The fact of the matter is that I’m exactly 24 hours older than I was at this time yesterday. Yes, I crossed a milestone point in the very wee hours of the morning today, but it’s not like a set of internal knobs and switches spontaneously all clicked forward to 37. I didn’t wake up this morning with a hankering for a sporty little red car, a spectacular patch of new baldness on the crown of my noggin, or any of the other foolishness that comes with a dude hitting his middle age stride.

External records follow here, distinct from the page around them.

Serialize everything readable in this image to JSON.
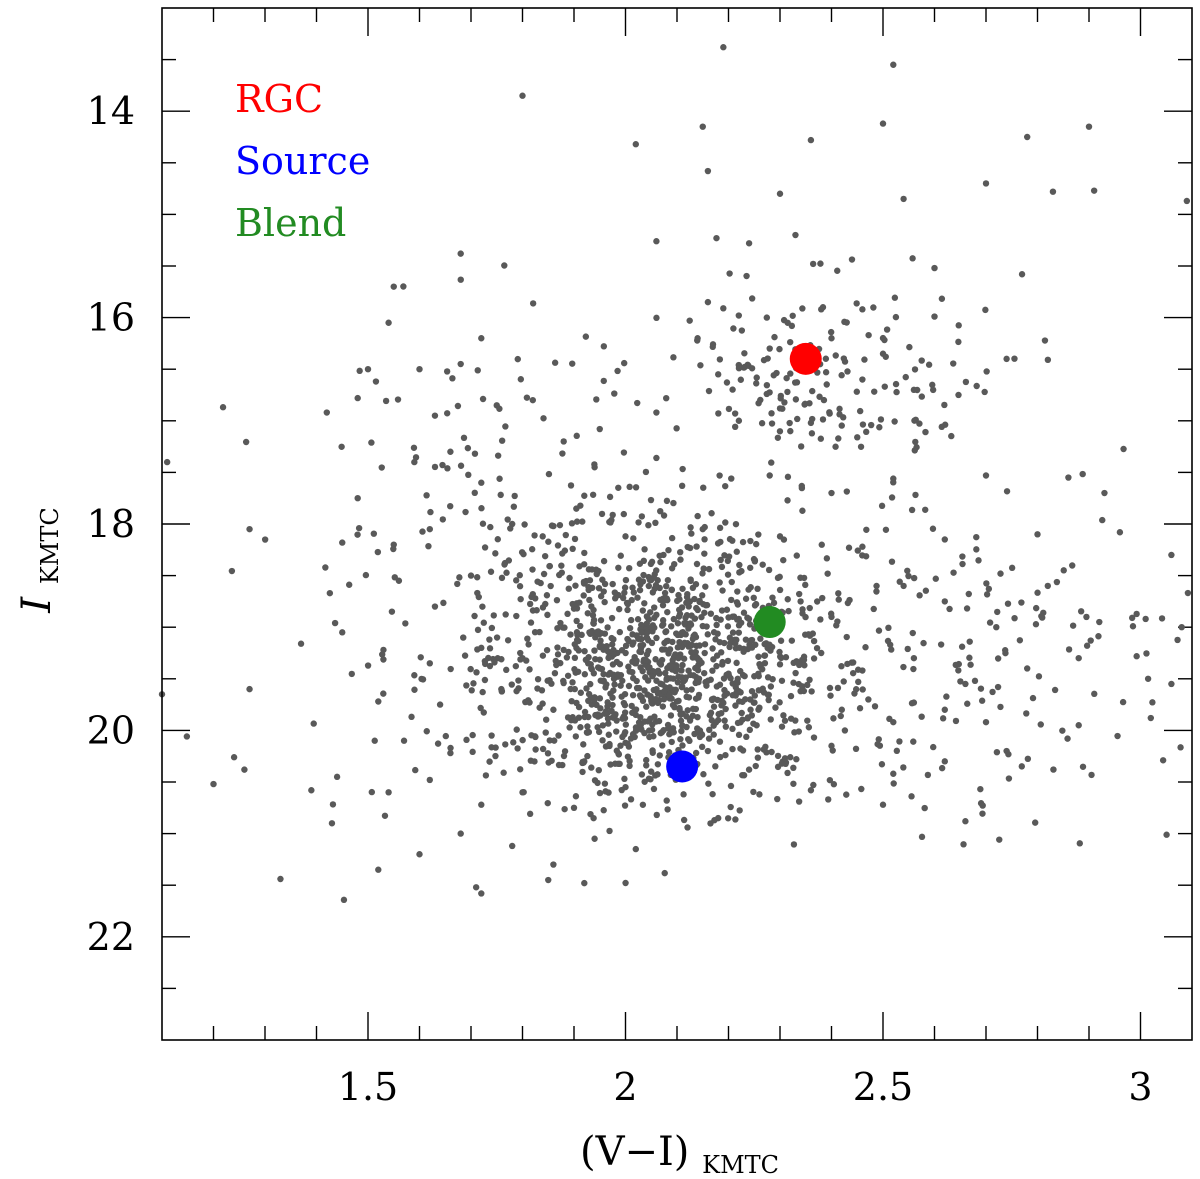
{
  "chart_data": {
    "type": "scatter",
    "title": "",
    "xlabel": {
      "main": "(V−I)",
      "sub": "KMTC"
    },
    "ylabel": {
      "main": "I",
      "sub": "KMTC"
    },
    "xlim": [
      1.1,
      3.1
    ],
    "ylim": [
      23.0,
      13.0
    ],
    "y_inverted": true,
    "grid": false,
    "legend_position": "top-left",
    "x_ticks": [
      {
        "value": 1.5,
        "label": "1.5"
      },
      {
        "value": 2.0,
        "label": "2"
      },
      {
        "value": 2.5,
        "label": "2.5"
      },
      {
        "value": 3.0,
        "label": "3"
      }
    ],
    "y_ticks": [
      {
        "value": 14,
        "label": "14"
      },
      {
        "value": 16,
        "label": "16"
      },
      {
        "value": 18,
        "label": "18"
      },
      {
        "value": 20,
        "label": "20"
      },
      {
        "value": 22,
        "label": "22"
      }
    ],
    "field_stars": {
      "color": "#595959",
      "description_points": [
        [
          1.8,
          13.85
        ],
        [
          2.19,
          13.38
        ],
        [
          2.52,
          13.55
        ],
        [
          2.02,
          14.32
        ],
        [
          2.15,
          14.15
        ],
        [
          2.16,
          14.58
        ],
        [
          2.3,
          14.8
        ],
        [
          2.36,
          14.28
        ],
        [
          2.5,
          14.12
        ],
        [
          2.78,
          14.25
        ],
        [
          2.9,
          14.15
        ],
        [
          2.54,
          14.85
        ],
        [
          2.7,
          14.7
        ],
        [
          2.33,
          15.2
        ],
        [
          2.06,
          15.26
        ],
        [
          1.68,
          15.38
        ],
        [
          2.24,
          15.28
        ],
        [
          2.6,
          15.52
        ],
        [
          2.77,
          15.58
        ],
        [
          2.83,
          14.78
        ],
        [
          2.91,
          14.77
        ],
        [
          3.09,
          14.87
        ],
        [
          1.54,
          16.05
        ],
        [
          1.55,
          15.7
        ],
        [
          1.72,
          16.2
        ],
        [
          2.16,
          15.85
        ],
        [
          2.22,
          15.98
        ],
        [
          2.38,
          15.92
        ],
        [
          2.46,
          15.92
        ],
        [
          2.6,
          15.99
        ],
        [
          2.4,
          16.2
        ],
        [
          2.28,
          16.3
        ],
        [
          2.5,
          16.35
        ],
        [
          2.46,
          16.6
        ],
        [
          2.18,
          16.55
        ],
        [
          2.56,
          16.7
        ],
        [
          2.74,
          16.4
        ],
        [
          2.14,
          16.2
        ],
        [
          2.22,
          16.46
        ],
        [
          2.3,
          16.88
        ],
        [
          2.32,
          17.1
        ],
        [
          2.45,
          17.16
        ],
        [
          2.36,
          17.02
        ],
        [
          1.42,
          16.92
        ],
        [
          1.48,
          16.78
        ],
        [
          1.5,
          16.5
        ],
        [
          1.6,
          16.5
        ],
        [
          1.68,
          16.45
        ],
        [
          1.63,
          16.95
        ],
        [
          1.75,
          16.85
        ],
        [
          1.82,
          16.8
        ],
        [
          1.88,
          17.2
        ],
        [
          1.95,
          17.08
        ],
        [
          2.06,
          16.92
        ],
        [
          1.66,
          17.3
        ],
        [
          1.59,
          17.4
        ],
        [
          1.72,
          17.6
        ],
        [
          1.94,
          17.45
        ],
        [
          2.06,
          17.36
        ],
        [
          2.11,
          17.63
        ],
        [
          2.28,
          17.53
        ],
        [
          2.4,
          17.7
        ],
        [
          2.52,
          17.56
        ],
        [
          2.7,
          17.53
        ],
        [
          2.86,
          17.55
        ],
        [
          2.93,
          17.7
        ],
        [
          1.11,
          17.4
        ],
        [
          1.48,
          17.75
        ],
        [
          1.55,
          18.2
        ],
        [
          1.27,
          18.05
        ],
        [
          1.45,
          18.18
        ],
        [
          1.62,
          18.05
        ],
        [
          1.78,
          18.0
        ],
        [
          1.86,
          18.02
        ],
        [
          1.92,
          18.28
        ],
        [
          2.0,
          18.12
        ],
        [
          2.15,
          18.05
        ],
        [
          2.3,
          18.12
        ],
        [
          2.46,
          18.22
        ],
        [
          2.62,
          18.15
        ],
        [
          2.8,
          18.1
        ],
        [
          2.96,
          18.08
        ],
        [
          3.06,
          18.3
        ],
        [
          1.56,
          18.55
        ],
        [
          1.63,
          18.8
        ],
        [
          1.7,
          18.5
        ],
        [
          1.82,
          18.68
        ],
        [
          1.9,
          18.82
        ],
        [
          1.98,
          18.72
        ],
        [
          2.06,
          18.88
        ],
        [
          2.12,
          18.68
        ],
        [
          2.22,
          18.92
        ],
        [
          2.34,
          18.75
        ],
        [
          2.4,
          18.9
        ],
        [
          2.54,
          18.6
        ],
        [
          2.62,
          18.75
        ],
        [
          2.72,
          19.0
        ],
        [
          2.82,
          18.6
        ],
        [
          2.92,
          18.95
        ],
        [
          3.01,
          18.92
        ],
        [
          3.08,
          19.0
        ],
        [
          1.37,
          19.16
        ],
        [
          1.45,
          19.05
        ],
        [
          1.53,
          19.22
        ],
        [
          1.62,
          19.35
        ],
        [
          1.72,
          19.2
        ],
        [
          1.8,
          19.3
        ],
        [
          1.88,
          19.22
        ],
        [
          1.95,
          19.4
        ],
        [
          2.02,
          19.35
        ],
        [
          2.08,
          19.5
        ],
        [
          2.14,
          19.3
        ],
        [
          2.2,
          19.45
        ],
        [
          2.3,
          19.36
        ],
        [
          2.38,
          19.25
        ],
        [
          2.46,
          19.42
        ],
        [
          2.56,
          19.3
        ],
        [
          2.66,
          19.55
        ],
        [
          2.78,
          19.4
        ],
        [
          2.88,
          19.3
        ],
        [
          3.06,
          19.55
        ],
        [
          1.1,
          19.65
        ],
        [
          1.27,
          19.6
        ],
        [
          1.52,
          19.72
        ],
        [
          1.64,
          19.75
        ],
        [
          1.76,
          19.62
        ],
        [
          1.86,
          19.8
        ],
        [
          1.94,
          19.68
        ],
        [
          2.02,
          19.85
        ],
        [
          2.1,
          19.72
        ],
        [
          2.18,
          19.9
        ],
        [
          2.26,
          19.78
        ],
        [
          2.34,
          19.62
        ],
        [
          2.42,
          19.8
        ],
        [
          2.52,
          19.92
        ],
        [
          2.62,
          19.8
        ],
        [
          2.7,
          19.92
        ],
        [
          2.88,
          19.95
        ],
        [
          3.02,
          19.88
        ],
        [
          1.57,
          20.1
        ],
        [
          1.66,
          20.22
        ],
        [
          1.74,
          20.05
        ],
        [
          1.84,
          20.18
        ],
        [
          1.92,
          20.3
        ],
        [
          2.0,
          20.12
        ],
        [
          2.16,
          20.2
        ],
        [
          2.24,
          20.38
        ],
        [
          2.32,
          20.26
        ],
        [
          2.4,
          20.15
        ],
        [
          2.52,
          20.42
        ],
        [
          2.62,
          20.3
        ],
        [
          2.74,
          20.2
        ],
        [
          1.24,
          20.26
        ],
        [
          1.26,
          20.38
        ],
        [
          1.44,
          20.45
        ],
        [
          1.54,
          20.6
        ],
        [
          1.62,
          20.48
        ],
        [
          1.72,
          20.72
        ],
        [
          1.8,
          20.6
        ],
        [
          1.9,
          20.75
        ],
        [
          2.0,
          20.55
        ],
        [
          2.08,
          20.68
        ],
        [
          2.18,
          20.85
        ],
        [
          2.26,
          20.62
        ],
        [
          2.36,
          20.58
        ],
        [
          2.5,
          20.72
        ],
        [
          2.66,
          20.88
        ],
        [
          1.2,
          20.52
        ],
        [
          1.39,
          20.58
        ],
        [
          1.43,
          20.9
        ],
        [
          1.52,
          21.35
        ],
        [
          1.6,
          21.2
        ],
        [
          1.68,
          21.0
        ],
        [
          1.78,
          21.12
        ],
        [
          1.86,
          21.3
        ],
        [
          1.94,
          21.05
        ],
        [
          2.02,
          21.15
        ],
        [
          1.33,
          21.44
        ],
        [
          1.71,
          21.52
        ],
        [
          1.85,
          21.45
        ],
        [
          1.92,
          21.48
        ],
        [
          1.72,
          21.58
        ]
      ]
    },
    "highlights": [
      {
        "name": "RGC",
        "x": 2.35,
        "y": 16.4,
        "color": "#ff0000"
      },
      {
        "name": "Source",
        "x": 2.11,
        "y": 20.35,
        "color": "#0000ff"
      },
      {
        "name": "Blend",
        "x": 2.28,
        "y": 18.95,
        "color": "#228b22"
      }
    ]
  }
}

That’s not to say that I can’t tell that I’m getting older, but it comes in little reminders here and there. There were years not too long ago when the odds were good I might actually be awake at the specific time in the very wee hours of the morning that marks the anniversary of my birth. I used to play video games routinely until 2 or 3 am (or later if the game was good and I couldn’t pull myself away) while enjoying an adult beverage or two. I would get up a mere handful of hours later at 7:30, non the worse for wear, and head to work, bright-eyed and clear-headed. In contrast, last night, after finishing yesterday’s post, I sat down with a crisp IPA (which poured nicely, but could have used a little more malt, if you ask me) at shortly after midnight. I considered putting 2012 in the DVD player, because I’ve been wanting to watch it for about a week now. But I couldn’t do it, I’m too old now.

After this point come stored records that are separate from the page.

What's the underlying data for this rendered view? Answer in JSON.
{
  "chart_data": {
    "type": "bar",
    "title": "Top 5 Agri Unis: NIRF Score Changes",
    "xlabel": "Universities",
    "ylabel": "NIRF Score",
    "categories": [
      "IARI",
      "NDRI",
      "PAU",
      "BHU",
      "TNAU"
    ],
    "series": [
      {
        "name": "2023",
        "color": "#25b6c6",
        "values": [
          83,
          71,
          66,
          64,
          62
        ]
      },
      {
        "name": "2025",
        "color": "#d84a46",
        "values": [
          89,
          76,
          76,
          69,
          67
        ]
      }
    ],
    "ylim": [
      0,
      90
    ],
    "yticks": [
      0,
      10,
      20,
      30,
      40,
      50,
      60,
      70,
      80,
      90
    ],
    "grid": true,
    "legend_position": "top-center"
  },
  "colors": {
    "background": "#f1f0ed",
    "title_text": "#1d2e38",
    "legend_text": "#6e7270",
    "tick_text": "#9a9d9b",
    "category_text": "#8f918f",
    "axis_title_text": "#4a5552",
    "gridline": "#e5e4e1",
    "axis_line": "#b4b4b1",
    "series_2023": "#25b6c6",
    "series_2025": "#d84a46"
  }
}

I used to give absolutely zero consideration to the hour in which I would start a movie, and even less thought for that film’s running time. At 12:17 AM last night, though, I was standing in my family, disappointed to find that the movie ran 2 hours and 18 minutes, which put it well beyond even the extended there-will-be-a-price-for-this-tomorrow limit of how late I can effectively expect to stay up watching a movie. So I opted instead to watch something I’d DVR’d (yes, it is a verb nowadays) earlier in the week.

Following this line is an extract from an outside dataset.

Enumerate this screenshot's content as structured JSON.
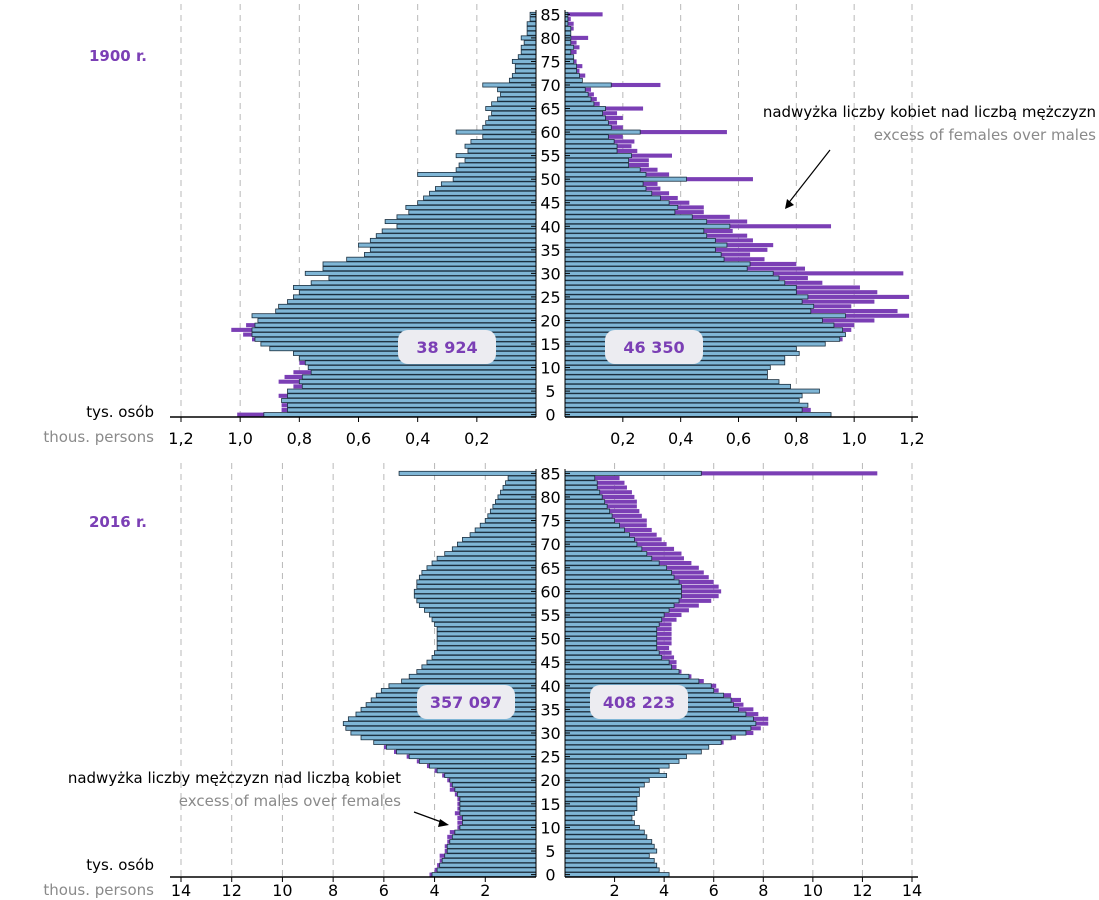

At 3:08 AM, I awoke from a sound sleep in my recliner, with two-thirds of the beer remaining in the glass, and the DVR insisting that I respond to whether or not I’d like to delete the episode it apparently finished without me. This, so far, to me, is one of the biggest differences between being 27 and 37. A decade ago, I could easy will myself to stay awake, no matter the circumstance. These days I find I am no longer, strictly speaking, completely in charge of my physical being. Sometimes, it seems, I need sleep and I’m going to have it, in spite of myself if necessary.
But then, I suppose that’s typically the way of it. In one’s youth, your physical form is a tool of your own command. But with age that control wears away, and you become commanded more and more by your physical conditions. Two years ago, I slipped a disc in my cervical spine. Two weeks ago, I tweaked a muscle in my side playing hockey. Every four out of five mornings, it seems, I have to stretch the stiffness out of my back before I get in the shower. Knicks and dings rarely go unnoticed.
If that’s the price, though, for finally knowing now what I really should have known then, well, I’m alright with it. The fact is that one’s age is not a number so much as a state of mind. Yes, I’m 37 now, but everyday I feel very much the same as the sarcastic guy that loved life 10 years ago. I’m guessing that as long I never let that slip away, that I keep my skates going and don’t stop moving, I’ll be doing just fine, whether I’m 47, 77, or 36 and 366 days old.